Conclui-se que, essas ações afirmativas são necessárias para que a mulher possa realizar seu trabalho com seus direitos preservados sem desclassificá-las pela condição de mãe ou situações análogas. A busca pela isonomia deve nortear não só o legislador, mas, toda a sociedade ao valorizar o que realmente importa no ambiente de trabalho e usar as diferenças naturais entre homens e mulheres de forma a agregar e não excluir.

5. CONCLUSÃO

O desenvolvimento do presente estudo possibilitou uma análise dos direitos trabalhistas da mulher no Brasil, observando que, em que pese alguns direitos estarem consolidados na legislação, ainda há burla em seus cumprimentos.

Em posterior análise da historicidade dos direitos da mulher, percebe-se que o Brasil sempre teve cultura de desigualdade entre os direitos trabalhistas da mulher e do homem. É importante destacar que é do trabalho que depende a sobrevivência do ser humano, portanto, o ato de não considerar as peculiaridades da natureza feminina nas condições de trabalho, é ignorar seus direitos, é desrespeitar a função social do trabalho, violando diversas normas brasileiras prevista na Constituição Federal.

Isto posto, podemos concluir que se faz necessário por parte do Governo que haja ações afirmativas acerca dos direitos das mulheres, com uma efetiva conscientização dos empregadores com foco na inclusão das mulheres no mercado de trabalho, bem como uma maior coercitividade na aplicação de penalidades aos que as discriminam. Com essas condutas alinhadas, podemos chegar a uma aplicação efetiva do princípio da isonomia entre os gêneros e as mulheres poderão realizar seu trabalho com mais valorização e oportunidade.

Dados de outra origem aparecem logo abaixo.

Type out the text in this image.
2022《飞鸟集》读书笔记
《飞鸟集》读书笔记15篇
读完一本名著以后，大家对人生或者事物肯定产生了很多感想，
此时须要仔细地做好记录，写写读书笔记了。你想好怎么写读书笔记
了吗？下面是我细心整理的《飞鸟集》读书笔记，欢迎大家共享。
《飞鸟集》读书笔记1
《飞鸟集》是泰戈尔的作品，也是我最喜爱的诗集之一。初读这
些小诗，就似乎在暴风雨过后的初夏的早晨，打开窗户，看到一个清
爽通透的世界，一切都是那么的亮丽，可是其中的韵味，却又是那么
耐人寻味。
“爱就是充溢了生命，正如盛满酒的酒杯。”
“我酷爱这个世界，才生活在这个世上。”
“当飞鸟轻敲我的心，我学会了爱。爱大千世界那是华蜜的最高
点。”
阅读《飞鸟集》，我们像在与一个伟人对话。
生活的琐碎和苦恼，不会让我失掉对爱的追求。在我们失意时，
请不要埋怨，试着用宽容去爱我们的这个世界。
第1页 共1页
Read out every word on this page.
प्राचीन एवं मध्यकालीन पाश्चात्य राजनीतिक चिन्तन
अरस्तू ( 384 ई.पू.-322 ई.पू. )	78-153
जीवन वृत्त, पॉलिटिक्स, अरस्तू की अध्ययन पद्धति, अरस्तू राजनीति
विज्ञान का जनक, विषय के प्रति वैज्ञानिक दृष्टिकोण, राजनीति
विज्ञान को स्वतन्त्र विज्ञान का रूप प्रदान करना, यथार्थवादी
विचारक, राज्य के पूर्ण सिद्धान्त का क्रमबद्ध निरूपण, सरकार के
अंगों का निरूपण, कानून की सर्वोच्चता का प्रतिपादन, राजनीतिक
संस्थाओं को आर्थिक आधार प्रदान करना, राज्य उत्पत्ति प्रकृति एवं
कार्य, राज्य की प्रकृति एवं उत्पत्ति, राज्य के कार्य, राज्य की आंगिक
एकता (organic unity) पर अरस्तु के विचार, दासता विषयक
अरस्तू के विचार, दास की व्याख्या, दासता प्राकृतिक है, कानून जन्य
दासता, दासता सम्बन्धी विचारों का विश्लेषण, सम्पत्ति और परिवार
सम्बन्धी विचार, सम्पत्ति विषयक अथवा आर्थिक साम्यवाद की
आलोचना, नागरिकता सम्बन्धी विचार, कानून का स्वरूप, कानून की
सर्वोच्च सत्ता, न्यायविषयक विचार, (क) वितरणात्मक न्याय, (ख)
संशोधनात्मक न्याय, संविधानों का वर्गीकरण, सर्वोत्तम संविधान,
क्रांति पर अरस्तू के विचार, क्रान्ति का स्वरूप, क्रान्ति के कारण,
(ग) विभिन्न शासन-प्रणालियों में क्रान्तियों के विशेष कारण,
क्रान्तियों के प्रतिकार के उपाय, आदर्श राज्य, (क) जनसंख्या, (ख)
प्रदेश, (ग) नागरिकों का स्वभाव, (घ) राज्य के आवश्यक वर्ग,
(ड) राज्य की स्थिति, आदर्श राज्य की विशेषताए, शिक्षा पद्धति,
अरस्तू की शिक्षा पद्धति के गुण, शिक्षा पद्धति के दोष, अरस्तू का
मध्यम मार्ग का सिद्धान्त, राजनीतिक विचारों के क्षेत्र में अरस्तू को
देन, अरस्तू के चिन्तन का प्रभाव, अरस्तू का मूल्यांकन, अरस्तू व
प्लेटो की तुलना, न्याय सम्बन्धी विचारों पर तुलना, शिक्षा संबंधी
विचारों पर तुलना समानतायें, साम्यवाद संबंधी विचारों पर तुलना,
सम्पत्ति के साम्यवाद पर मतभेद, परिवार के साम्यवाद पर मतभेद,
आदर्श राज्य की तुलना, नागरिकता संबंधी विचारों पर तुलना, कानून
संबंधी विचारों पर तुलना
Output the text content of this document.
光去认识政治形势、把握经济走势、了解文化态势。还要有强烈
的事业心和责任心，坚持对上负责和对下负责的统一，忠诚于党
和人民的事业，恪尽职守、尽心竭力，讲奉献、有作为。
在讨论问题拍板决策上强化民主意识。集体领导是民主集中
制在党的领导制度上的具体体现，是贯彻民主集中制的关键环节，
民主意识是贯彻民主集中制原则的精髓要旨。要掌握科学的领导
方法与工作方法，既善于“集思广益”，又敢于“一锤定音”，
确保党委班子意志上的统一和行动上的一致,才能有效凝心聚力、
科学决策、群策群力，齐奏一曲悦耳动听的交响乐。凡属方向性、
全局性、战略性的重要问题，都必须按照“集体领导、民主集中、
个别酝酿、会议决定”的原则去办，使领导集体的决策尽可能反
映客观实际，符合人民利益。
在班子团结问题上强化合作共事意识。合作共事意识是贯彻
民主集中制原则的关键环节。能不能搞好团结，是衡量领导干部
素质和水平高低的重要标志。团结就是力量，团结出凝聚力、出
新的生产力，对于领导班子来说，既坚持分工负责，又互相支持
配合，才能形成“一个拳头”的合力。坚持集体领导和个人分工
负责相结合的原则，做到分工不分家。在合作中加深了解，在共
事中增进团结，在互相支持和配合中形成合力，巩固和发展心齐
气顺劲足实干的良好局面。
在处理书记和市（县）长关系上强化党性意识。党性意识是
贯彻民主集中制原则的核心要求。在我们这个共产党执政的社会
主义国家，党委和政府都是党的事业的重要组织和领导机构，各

Em resumo, podemos concluir que, com vista a erradicar a discrepância existente nas condições de trabalho da mulher e do homem, o Estado brasileiro deve investir na política de ações afirmativas em prol da mulher. Além disso, tem-se a necessidade de promover políticas públicas de educação social dos cidadãos, prestando o aperfeiçoamento das profissões por meio de um ensino de qualidade, sendo imprescindível o acolhimento das mulheres, sobretudo em condição de gestante ou lactante, objetivando que essas condições não se tornem obstáculos para a mulher exercer sua atividade profissional e nem que sejam motivo para receber remuneração abaixo da masculina no mercado de trabalho.

REFERÊNCIAS BIBLIOGRÁFICAS

BRASIL. Constituição (1988). Constituição da República Federativa do Brasil. Diário Oficial da União, Brasília, DF. 5 de outubro de 1988. Seção 1. Disponível em <http://www.planalto.gov.br/ccivil_03/constituicao/constituicao.htm>. Acesso em: 27 dez. 2021.

BRASIL. Decreto-Lei 5.452 de 1º de maio de 1943. Consolidação das Leis do trabalho, Brasília, DF, Out. 2017.

BOSSA, Sônia. Direito do trabalho da mulher: no contexto social brasileiro e medidas antidiscriminatórias, 1998

CORREIA, Henrique. Curso de Direito do Trabalho. 6ª edição. Editora Juspodivm, 2021)

DELGADO, Maurício Godinho. Curso de Direito do Trabalho. 19. Ed. São Paulo: LTr, 2020.

MARTINS, Sérgio Pinto. Direito do Trabalho. 21ª ed. São Paulo; Atlas, 2005.

NASCIMENTO, Amauri Mascaro. Curso de Direito do Trabalho. 28ª Ed.; São Paulo, 2013.